Text: | Print | Share

Is China's business environment killing billionaires?

2011-06-16 15:08    Ecns.cn     Web Editor: Li Heng

Since 1980 about 1,200 entrepreneurs have committed suicide, Global People reports, and at least 10 billionaires have committed suicide since 2003. Chinese society is often shocked by headlines of a wealthy person who has "hanged himself" or "jumped from a building".

These suicidal billionaires often shared common features such as "kind, low profile and popular, with warm hearts," according to their former employees. Most of them were all optimistic private entrepreneurs who were trusted by the public. Nevertheless, they were all crushed by financial troubles.

Wealthy but haunted

"It's a common sense that billionaires, with their great wealth that we ordinary people can only dream of, should be the last group committing suicide," said the famous critic Pi Haizhou.

But according to his analysis, there were two major factors that haunted these billionaires to their tragic deaths: "Overwhelming competition drove them to depression, and for some of them illegal corporate activity also became a nightmare."

Feng Yongming, an entrepreneur in Maoming, home of the Chinese manufactory industry in Guangdong province, killed himself with a fruit knife at the age of 29. He started to suffer from depression with the downturn of his flour mill. In his suicide note, he complained about the brutal reality and enduring competition.

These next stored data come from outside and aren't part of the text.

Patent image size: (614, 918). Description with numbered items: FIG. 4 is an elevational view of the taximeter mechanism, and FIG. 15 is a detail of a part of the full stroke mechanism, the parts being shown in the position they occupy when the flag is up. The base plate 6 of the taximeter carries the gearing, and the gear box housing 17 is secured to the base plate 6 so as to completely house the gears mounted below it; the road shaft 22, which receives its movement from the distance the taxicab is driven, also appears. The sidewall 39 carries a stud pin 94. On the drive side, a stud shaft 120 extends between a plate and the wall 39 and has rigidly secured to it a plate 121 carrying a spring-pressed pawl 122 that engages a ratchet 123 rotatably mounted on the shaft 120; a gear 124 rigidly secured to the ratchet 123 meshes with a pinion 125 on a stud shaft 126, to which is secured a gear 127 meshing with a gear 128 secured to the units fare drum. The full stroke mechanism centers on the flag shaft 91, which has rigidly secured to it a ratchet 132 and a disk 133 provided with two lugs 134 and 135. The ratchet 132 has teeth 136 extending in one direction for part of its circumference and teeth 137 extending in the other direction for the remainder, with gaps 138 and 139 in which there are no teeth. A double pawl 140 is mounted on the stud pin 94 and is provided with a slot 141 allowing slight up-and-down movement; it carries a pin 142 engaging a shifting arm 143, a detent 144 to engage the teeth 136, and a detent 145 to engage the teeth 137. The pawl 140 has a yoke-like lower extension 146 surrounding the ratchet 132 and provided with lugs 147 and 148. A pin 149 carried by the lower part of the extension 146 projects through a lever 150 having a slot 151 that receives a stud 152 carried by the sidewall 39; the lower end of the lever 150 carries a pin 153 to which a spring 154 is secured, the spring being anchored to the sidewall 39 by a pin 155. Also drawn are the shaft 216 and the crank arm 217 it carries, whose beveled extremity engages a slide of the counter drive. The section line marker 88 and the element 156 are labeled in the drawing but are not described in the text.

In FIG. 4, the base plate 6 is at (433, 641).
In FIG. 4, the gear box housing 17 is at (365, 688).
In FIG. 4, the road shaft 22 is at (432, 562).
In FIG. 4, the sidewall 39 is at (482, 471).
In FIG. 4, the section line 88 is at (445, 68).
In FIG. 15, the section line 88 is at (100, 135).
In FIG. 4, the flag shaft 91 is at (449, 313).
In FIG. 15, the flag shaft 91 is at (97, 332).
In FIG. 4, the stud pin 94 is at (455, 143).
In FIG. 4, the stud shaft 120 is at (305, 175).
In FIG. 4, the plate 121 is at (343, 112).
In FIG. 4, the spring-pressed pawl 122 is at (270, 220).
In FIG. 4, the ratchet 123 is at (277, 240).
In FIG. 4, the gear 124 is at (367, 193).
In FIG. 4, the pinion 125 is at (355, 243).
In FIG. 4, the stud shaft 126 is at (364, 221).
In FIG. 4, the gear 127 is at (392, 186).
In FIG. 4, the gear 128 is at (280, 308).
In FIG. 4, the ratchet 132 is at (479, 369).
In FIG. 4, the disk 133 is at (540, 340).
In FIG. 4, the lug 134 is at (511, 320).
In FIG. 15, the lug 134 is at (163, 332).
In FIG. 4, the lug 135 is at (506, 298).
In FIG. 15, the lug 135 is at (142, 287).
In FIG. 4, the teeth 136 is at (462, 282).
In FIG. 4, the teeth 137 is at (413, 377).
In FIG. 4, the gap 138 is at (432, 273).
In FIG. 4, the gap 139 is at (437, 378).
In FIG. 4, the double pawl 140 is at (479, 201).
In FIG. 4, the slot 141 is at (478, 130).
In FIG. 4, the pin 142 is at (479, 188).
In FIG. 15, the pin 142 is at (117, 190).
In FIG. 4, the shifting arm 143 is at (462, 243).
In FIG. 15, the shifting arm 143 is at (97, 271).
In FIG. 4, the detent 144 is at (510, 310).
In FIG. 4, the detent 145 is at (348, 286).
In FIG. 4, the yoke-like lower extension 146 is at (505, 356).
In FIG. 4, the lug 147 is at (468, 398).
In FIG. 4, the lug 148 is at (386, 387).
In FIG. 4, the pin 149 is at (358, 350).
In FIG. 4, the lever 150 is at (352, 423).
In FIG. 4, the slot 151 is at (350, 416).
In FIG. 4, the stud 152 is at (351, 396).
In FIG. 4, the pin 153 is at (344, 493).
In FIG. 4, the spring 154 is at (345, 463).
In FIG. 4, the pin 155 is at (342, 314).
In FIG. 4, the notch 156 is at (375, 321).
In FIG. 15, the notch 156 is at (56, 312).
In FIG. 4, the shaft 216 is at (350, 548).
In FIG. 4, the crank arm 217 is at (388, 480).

"The ultimate environmental factor behind all these shocking suicides is the unfair domestic business environment," Bao Yujun, chairman of the Guangzhou Institute of Private Economy Development, said in an interview.

Business environment needs improvement

According to Bao, three factors in the business environment now face Chinese private entrepreneurs, including policies about market access, regulations and laws about resource assignments, as well as financing.

In China, private enterprises hardly get an equal chance in the domestic market due to an unfair policy environment. For example, private companies are rarely able to join government procurement projects. And when their products enter the government procurement catalog they rarely get order.

In addition, regulations and laws are much harsher on private corporations. For example, it is forbidden for them to enter the high profit fields of petroleum, natural gas, electric power and telecommunications.

Bao Yujun added that now funding is posing the biggest challenge to private entrepreneurs, as banks always turn their backs on them.

"Barriers are set when private companies are badly in need of loans by banks," Bao said. The companies are then forced to become risk-takers when they take out usurious loans.

"When they can't pay back the borrowed money, committing suicide is the only escape," Bao added.